Download or read book Balancing Privacy and Free Speech written by Mark Tunick and published by Routledge. This book was released on 2014-08-21 with total page 239 pages. Available in PDF, EPUB and Kindle. Book excerpt: In an age of smartphones, Facebook and YouTube, privacy may seem to be a norm of the past. This book addresses ethical and legal questions that arise when media technologies are used to give individuals unwanted attention. Drawing from a broad range of cases within the US, UK, Australia, Europe, and elsewhere, Mark Tunick asks whether privacy interests can ever be weightier than society’s interest in free speech and access to information.
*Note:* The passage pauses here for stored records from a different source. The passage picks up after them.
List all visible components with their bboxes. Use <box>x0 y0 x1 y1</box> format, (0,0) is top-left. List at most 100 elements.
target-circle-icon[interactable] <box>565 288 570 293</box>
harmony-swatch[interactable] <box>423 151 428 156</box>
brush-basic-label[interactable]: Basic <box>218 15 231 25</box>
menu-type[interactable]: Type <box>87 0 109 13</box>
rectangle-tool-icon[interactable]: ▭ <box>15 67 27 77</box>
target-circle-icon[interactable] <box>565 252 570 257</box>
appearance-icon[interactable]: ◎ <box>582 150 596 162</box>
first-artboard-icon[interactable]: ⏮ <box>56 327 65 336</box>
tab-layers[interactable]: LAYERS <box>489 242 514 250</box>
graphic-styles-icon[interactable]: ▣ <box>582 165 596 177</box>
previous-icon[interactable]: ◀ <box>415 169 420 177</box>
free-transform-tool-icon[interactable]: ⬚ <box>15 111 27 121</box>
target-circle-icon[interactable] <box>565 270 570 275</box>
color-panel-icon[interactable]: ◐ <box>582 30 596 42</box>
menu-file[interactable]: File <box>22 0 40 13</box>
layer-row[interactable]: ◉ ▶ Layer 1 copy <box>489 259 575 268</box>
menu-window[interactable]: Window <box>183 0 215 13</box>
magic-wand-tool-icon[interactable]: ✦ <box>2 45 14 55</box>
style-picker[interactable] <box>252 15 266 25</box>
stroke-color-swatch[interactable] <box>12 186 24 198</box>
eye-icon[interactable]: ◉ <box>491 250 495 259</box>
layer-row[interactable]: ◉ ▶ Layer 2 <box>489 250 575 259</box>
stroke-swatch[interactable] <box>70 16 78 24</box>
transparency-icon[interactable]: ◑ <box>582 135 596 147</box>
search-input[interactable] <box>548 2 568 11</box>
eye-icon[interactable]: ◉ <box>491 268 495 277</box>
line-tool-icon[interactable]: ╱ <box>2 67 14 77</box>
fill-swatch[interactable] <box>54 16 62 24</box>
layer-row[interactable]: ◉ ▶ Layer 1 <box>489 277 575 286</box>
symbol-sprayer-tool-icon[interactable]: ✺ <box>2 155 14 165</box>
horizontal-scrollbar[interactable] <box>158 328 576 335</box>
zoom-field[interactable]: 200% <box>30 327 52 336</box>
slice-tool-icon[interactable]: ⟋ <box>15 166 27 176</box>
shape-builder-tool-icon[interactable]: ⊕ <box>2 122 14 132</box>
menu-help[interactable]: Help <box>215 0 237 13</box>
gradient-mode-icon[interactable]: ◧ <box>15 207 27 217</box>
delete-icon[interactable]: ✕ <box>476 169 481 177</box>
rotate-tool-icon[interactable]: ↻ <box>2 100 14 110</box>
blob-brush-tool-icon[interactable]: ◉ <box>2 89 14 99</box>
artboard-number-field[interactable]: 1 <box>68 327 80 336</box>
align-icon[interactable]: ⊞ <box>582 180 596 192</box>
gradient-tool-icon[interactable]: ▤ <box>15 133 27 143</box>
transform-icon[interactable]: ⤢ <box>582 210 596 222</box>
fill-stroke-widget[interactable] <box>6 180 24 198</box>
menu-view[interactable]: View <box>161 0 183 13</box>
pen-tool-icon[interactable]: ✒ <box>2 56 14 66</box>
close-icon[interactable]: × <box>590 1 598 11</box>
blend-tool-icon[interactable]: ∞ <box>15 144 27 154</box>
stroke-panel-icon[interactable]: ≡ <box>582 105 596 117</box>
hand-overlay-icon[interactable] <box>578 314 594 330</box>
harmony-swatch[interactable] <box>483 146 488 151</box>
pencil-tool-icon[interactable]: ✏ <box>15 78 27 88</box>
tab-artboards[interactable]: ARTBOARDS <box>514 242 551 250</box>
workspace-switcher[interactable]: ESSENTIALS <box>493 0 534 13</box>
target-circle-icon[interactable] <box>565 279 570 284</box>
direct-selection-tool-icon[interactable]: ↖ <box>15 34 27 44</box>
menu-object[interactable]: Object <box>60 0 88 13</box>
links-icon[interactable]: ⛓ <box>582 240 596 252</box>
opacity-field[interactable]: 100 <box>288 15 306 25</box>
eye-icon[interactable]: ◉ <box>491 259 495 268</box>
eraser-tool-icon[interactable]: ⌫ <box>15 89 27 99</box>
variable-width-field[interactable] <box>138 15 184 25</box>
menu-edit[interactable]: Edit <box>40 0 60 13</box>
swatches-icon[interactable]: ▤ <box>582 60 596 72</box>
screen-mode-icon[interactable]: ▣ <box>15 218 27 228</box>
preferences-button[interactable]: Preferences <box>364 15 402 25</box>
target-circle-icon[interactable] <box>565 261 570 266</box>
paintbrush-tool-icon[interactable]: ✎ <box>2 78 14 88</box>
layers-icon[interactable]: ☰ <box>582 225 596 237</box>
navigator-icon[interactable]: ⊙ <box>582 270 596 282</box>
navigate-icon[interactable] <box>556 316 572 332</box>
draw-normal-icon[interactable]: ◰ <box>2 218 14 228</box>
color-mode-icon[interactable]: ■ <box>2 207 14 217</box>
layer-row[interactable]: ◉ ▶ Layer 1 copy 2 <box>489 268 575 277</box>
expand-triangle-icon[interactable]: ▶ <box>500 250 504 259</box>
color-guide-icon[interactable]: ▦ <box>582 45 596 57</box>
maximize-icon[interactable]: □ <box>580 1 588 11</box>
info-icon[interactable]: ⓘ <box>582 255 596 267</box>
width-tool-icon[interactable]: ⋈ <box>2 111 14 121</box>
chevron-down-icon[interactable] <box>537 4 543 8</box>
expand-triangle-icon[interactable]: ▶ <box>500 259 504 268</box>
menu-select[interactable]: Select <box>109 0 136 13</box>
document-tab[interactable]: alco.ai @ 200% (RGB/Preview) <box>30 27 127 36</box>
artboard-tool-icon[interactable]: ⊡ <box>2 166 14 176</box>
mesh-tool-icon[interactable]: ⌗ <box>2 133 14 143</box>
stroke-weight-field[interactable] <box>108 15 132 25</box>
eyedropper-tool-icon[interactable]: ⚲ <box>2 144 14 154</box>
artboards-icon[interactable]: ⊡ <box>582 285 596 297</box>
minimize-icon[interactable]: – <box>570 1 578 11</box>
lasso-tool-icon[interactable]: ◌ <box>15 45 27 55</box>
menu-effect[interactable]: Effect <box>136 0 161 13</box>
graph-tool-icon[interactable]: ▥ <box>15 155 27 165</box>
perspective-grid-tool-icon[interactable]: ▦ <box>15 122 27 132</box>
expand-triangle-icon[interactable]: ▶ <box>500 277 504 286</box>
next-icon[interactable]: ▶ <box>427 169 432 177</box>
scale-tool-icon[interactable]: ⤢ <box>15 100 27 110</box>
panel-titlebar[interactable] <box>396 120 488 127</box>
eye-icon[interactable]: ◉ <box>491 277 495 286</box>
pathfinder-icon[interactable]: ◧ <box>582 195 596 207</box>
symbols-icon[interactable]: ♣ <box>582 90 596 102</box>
Taking a comparative and interdisciplinary approach, and drawing on the work of political theorist Jeremy Waldron concerning toleration, the book argues that we can still have a legitimate interest in controlling the extent to which information about us is disseminated. The book begins by exploring why privacy and free speech are valuable, before developing a framework for weighing these conflicting values. By taking up key cases in the US and Europe, and the debate about a ‘right to be forgotten’, Tunick discusses the potential costs of limiting free speech, and points to legal remedies and other ways to develop new social attitudes to privacy in an age of instant information sharing. This book will be of great interest to students of privacy law, legal ethics, internet governance and media law in general.